Прошло часа три. Князь починал уже третью сигару. У него было очень скверно на душе, ибо там боролось чувство оскорбленного самолюбия (в самом деле, неприятно мужу находиться в подобном положении у акушерки) и чувство страха за возможность столкновения с княжной, боязнь, чтобы все это как-нибудь не раскрылось, не было узнано в свете, боязнь титула почтенного рогоносца, — словом, князю было очень нехорошо. Его по временам била дрожь нервной лихорадки, в особенности когда страдальческие вопли жены становились громче и, стало быть, слышнее в других комнатах серенького домика. Мимо него раза два прошмыгнула востроносенькая немка и раз пять ее помощница. При каждом скрипе отворявшейся двери Шадурский вздрагивал и, весь обданный жаром, тревожно вскидывал глаза на роковую дверь. Немка мимоходом бормотала ему что-нибудь успокоительное, и Шадурский, по уходе ее, повергался в прежнее состояние внутренней борьбы вышеозначенных чувств, боязней и соображений до нового неожиданного стука дверной ручки. Утомленный всеми этими ощущениями, он уже впадал в легкое забытье. Окружающая обстановка комнаты с немецкими литографиями в рамках, стоны жены, вспоминание всего случившегося в этот день, княжна, Морденко, акушерка, фон Шпильце, подкидыш — все это мешалось между собою и сливалось в какие-то отрывочные, мутно-неопределенные образы; пальцы его уже слабели, бессознательно еще кое-как удерживая потухшую сигару; нервно-нойное, болезненное чувство под ложечкой тоже смирялось и затихало, подобно больному зубу перед усыплением, — как вдруг скрипнула дверь…

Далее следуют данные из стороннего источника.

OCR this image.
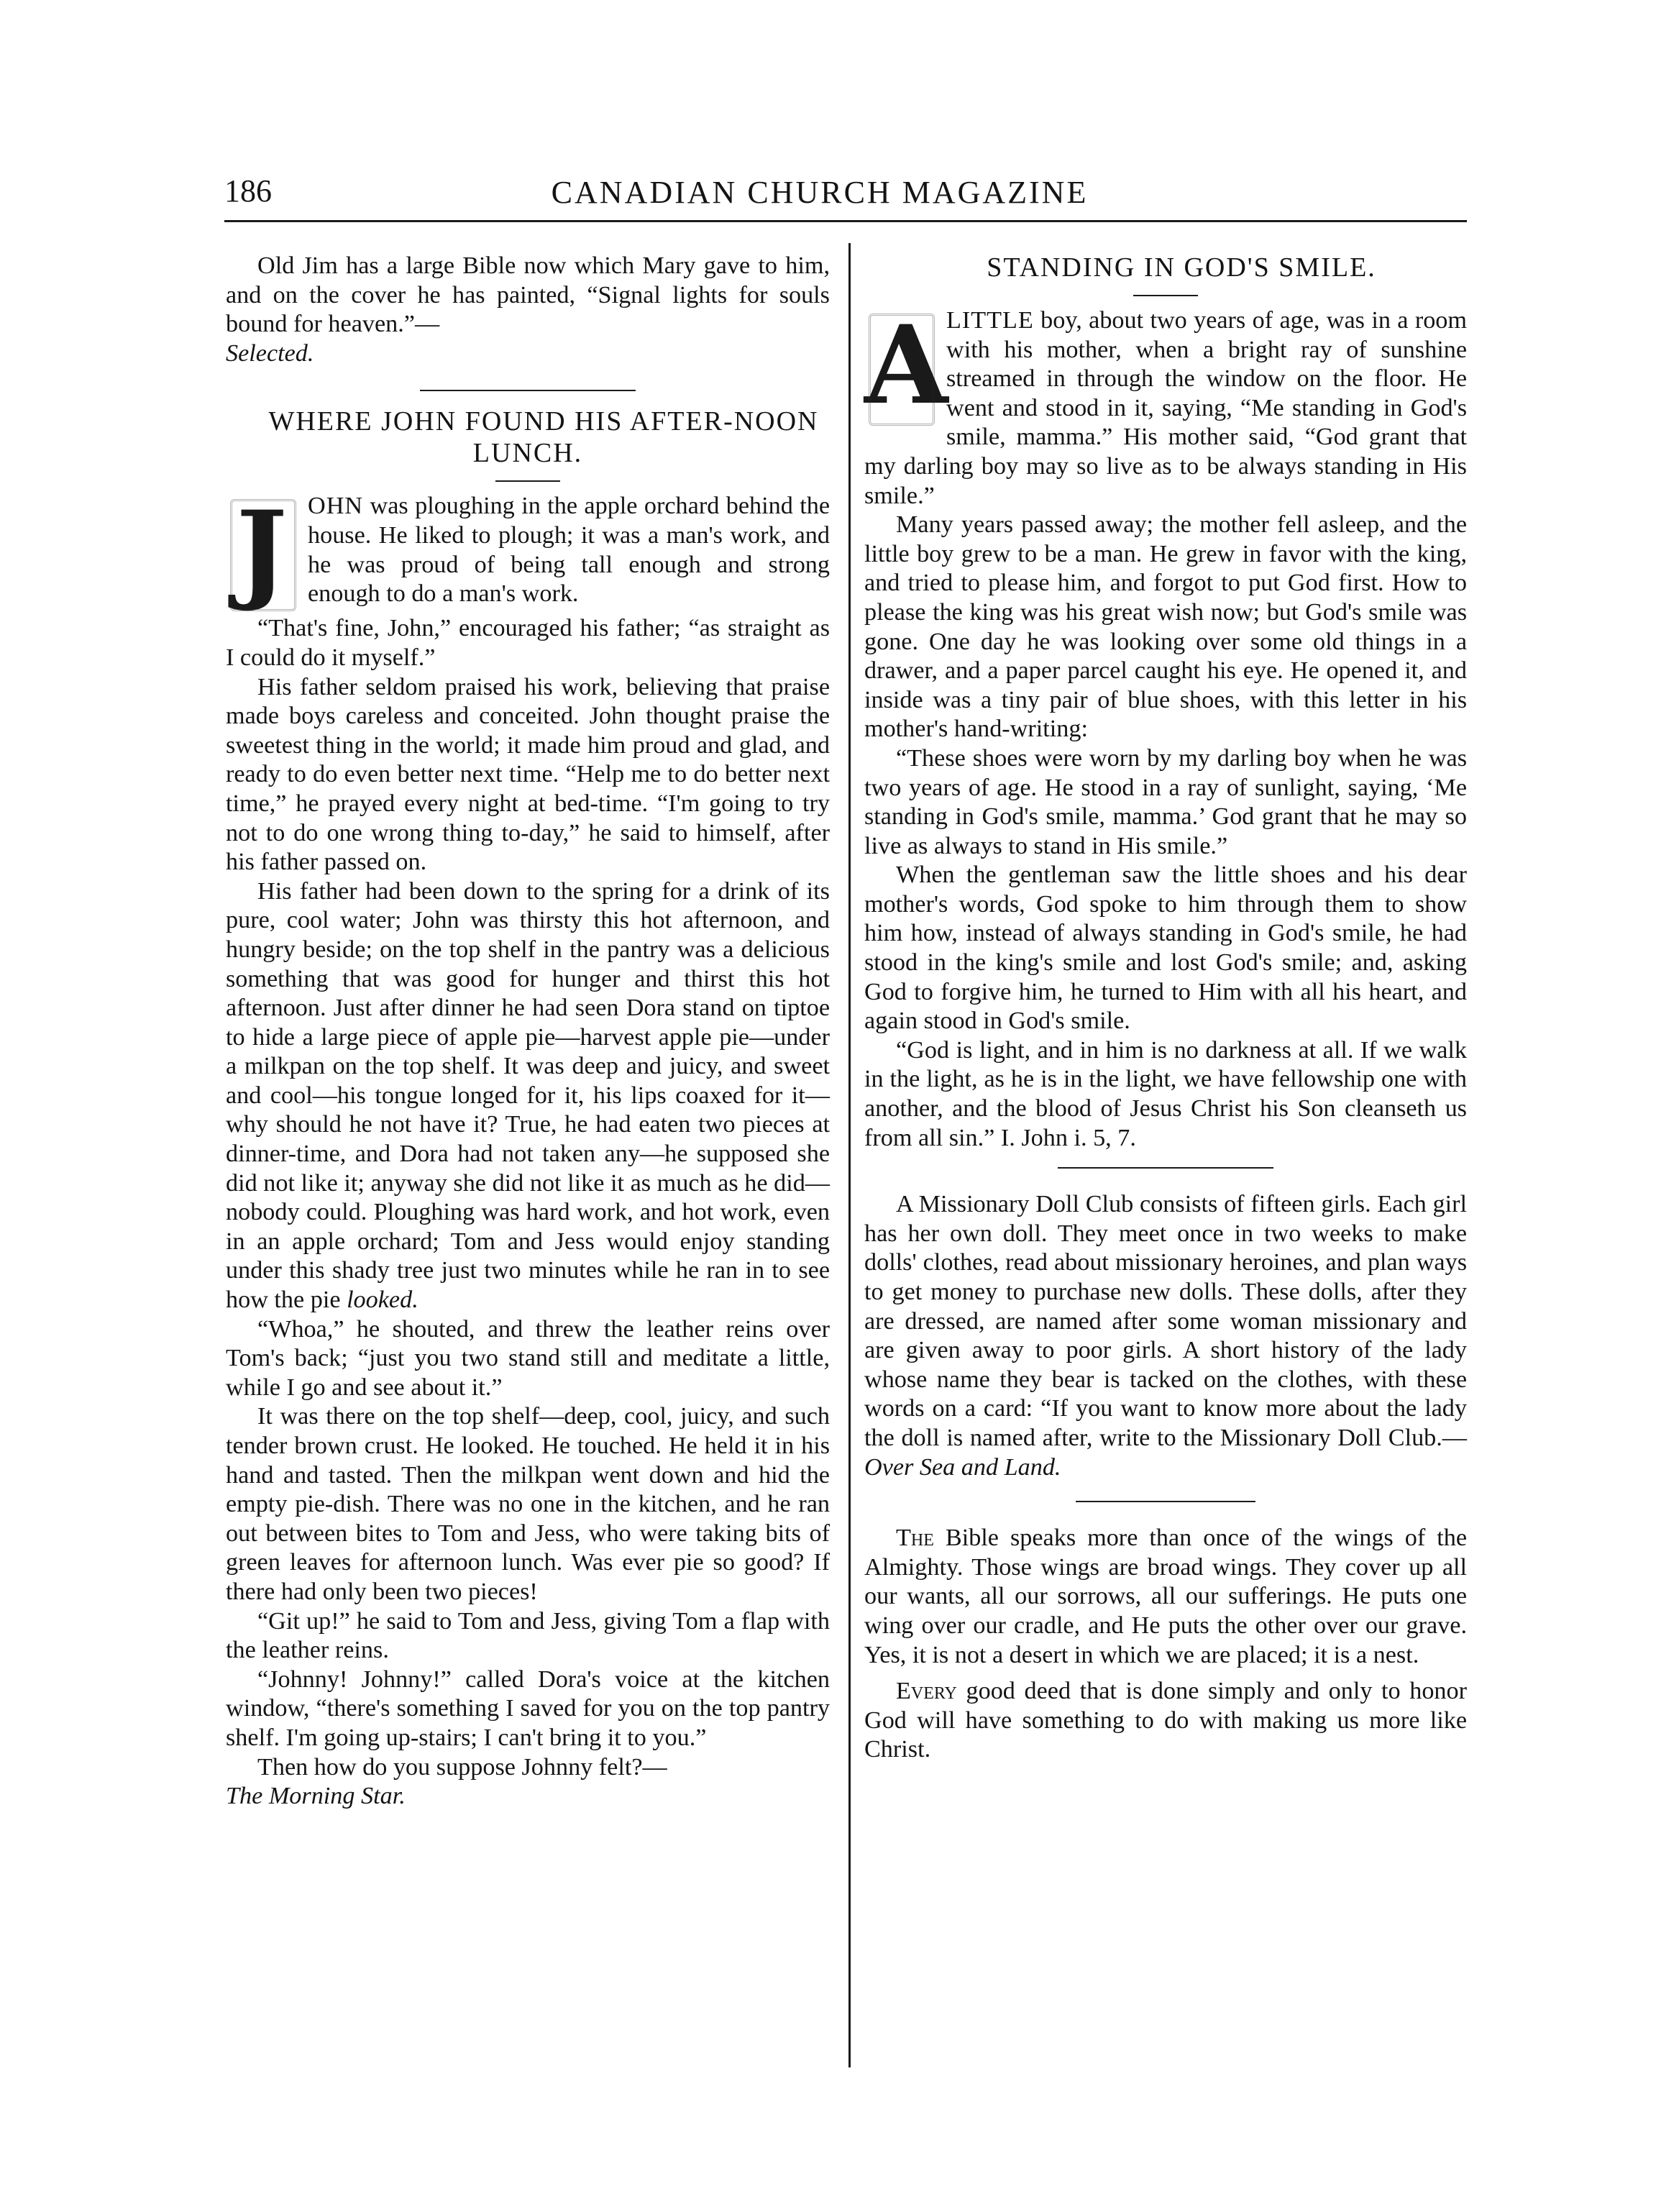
186	CANADIAN CHURCH MAGAZINE

Old Jim has a large Bible now which Mary gave to him, and on the cover he has painted, “Signal lights for souls bound for heaven.”—
Selected.

WHERE JOHN FOUND HIS AFTER-NOON LUNCH.

JOHN was ploughing in the apple orchard behind the house. He liked to plough; it was a man's work, and he was proud of being tall enough and strong enough to do a man's work.

“That's fine, John,” encouraged his father; “as straight as I could do it myself.”

His father seldom praised his work, believing that praise made boys careless and conceited. John thought praise the sweetest thing in the world; it made him proud and glad, and ready to do even better next time. “Help me to do better next time,” he prayed every night at bed-time. “I'm going to try not to do one wrong thing to-day,” he said to himself, after his father passed on.

His father had been down to the spring for a drink of its pure, cool water; John was thirsty this hot afternoon, and hungry beside; on the top shelf in the pantry was a delicious something that was good for hunger and thirst this hot afternoon. Just after dinner he had seen Dora stand on tiptoe to hide a large piece of apple pie—harvest apple pie—under a milkpan on the top shelf. It was deep and juicy, and sweet and cool—his tongue longed for it, his lips coaxed for it—why should he not have it? True, he had eaten two pieces at dinner-time, and Dora had not taken any—he supposed she did not like it; anyway she did not like it as much as he did—nobody could. Ploughing was hard work, and hot work, even in an apple orchard; Tom and Jess would enjoy standing under this shady tree just two minutes while he ran in to see how the pie looked.

“Whoa,” he shouted, and threw the leather reins over Tom's back; “just you two stand still and meditate a little, while I go and see about it.”

It was there on the top shelf—deep, cool, juicy, and such tender brown crust. He looked. He touched. He held it in his hand and tasted. Then the milkpan went down and hid the empty pie-dish. There was no one in the kitchen, and he ran out between bites to Tom and Jess, who were taking bits of green leaves for afternoon lunch. Was ever pie so good? If there had only been two pieces!

“Git up!” he said to Tom and Jess, giving Tom a flap with the leather reins.

“Johnny! Johnny!” called Dora's voice at the kitchen window, “there's something I saved for you on the top pantry shelf. I'm going up-stairs; I can't bring it to you.”

Then how do you suppose Johnny felt?—
The Morning Star.

STANDING IN GOD'S SMILE.

A
LITTLE boy, about two years of age, was in a room with his mother, when a bright ray of sunshine streamed in through the window on the floor. He went and stood in it, saying, “Me standing in God's smile, mamma.” His mother said, “God grant that my darling boy may so live as to be always standing in His smile.”

Many years passed away; the mother fell asleep, and the little boy grew to be a man. He grew in favor with the king, and tried to please him, and forgot to put God first. How to please the king was his great wish now; but God's smile was gone. One day he was looking over some old things in a drawer, and a paper parcel caught his eye. He opened it, and inside was a tiny pair of blue shoes, with this letter in his mother's hand-writing:

“These shoes were worn by my darling boy when he was two years of age. He stood in a ray of sunlight, saying, ‘Me standing in God's smile, mamma.’ God grant that he may so live as always to stand in His smile.”

When the gentleman saw the little shoes and his dear mother's words, God spoke to him through them to show him how, instead of always standing in God's smile, he had stood in the king's smile and lost God's smile; and, asking God to forgive him, he turned to Him with all his heart, and again stood in God's smile.

“God is light, and in him is no darkness at all. If we walk in the light, as he is in the light, we have fellowship one with another, and the blood of Jesus Christ his Son cleanseth us from all sin.” I. John i. 5, 7.

A Missionary Doll Club consists of fifteen girls. Each girl has her own doll. They meet once in two weeks to make dolls' clothes, read about missionary heroines, and plan ways to get money to purchase new dolls. These dolls, after they are dressed, are named after some woman missionary and are given away to poor girls. A short history of the lady whose name they bear is tacked on the clothes, with these words on a card: “If you want to know more about the lady the doll is named after, write to the Missionary Doll Club.—Over Sea and Land.

The Bible speaks more than once of the wings of the Almighty. Those wings are broad wings. They cover up all our wants, all our sorrows, all our sufferings. He puts one wing over our cradle, and He puts the other over our grave. Yes, it is not a desert in which we are placed; it is a nest.

Every good deed that is done simply and only to honor God will have something to do with making us more like Christ.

Князя будто кольнуло что: он вздрогнул, очнулся и поднял глаза.
На пороге стояла княжна Анна. Колебавшееся пламя свечи, которую держала она, кидало неровный отсвет на ее бледное, встревоженное лицо. Сквозь ночной белый шлафрок видно было, как дрожали ее руки, как тревожно волновалась грудь. Она увидела князя — и, Боже мой, чего только нельзя было прочесть на этом любящем, страдающем лице в одно только мгновение! Тут было и удивление, и безотчетный порыв к нему, и страх, и надежда, и гордое чувство матери, и радость свидания, и горький упрек за невнимание, за равнодушие — много и сильно говорило это лицо, эти глаза, эта улыбка.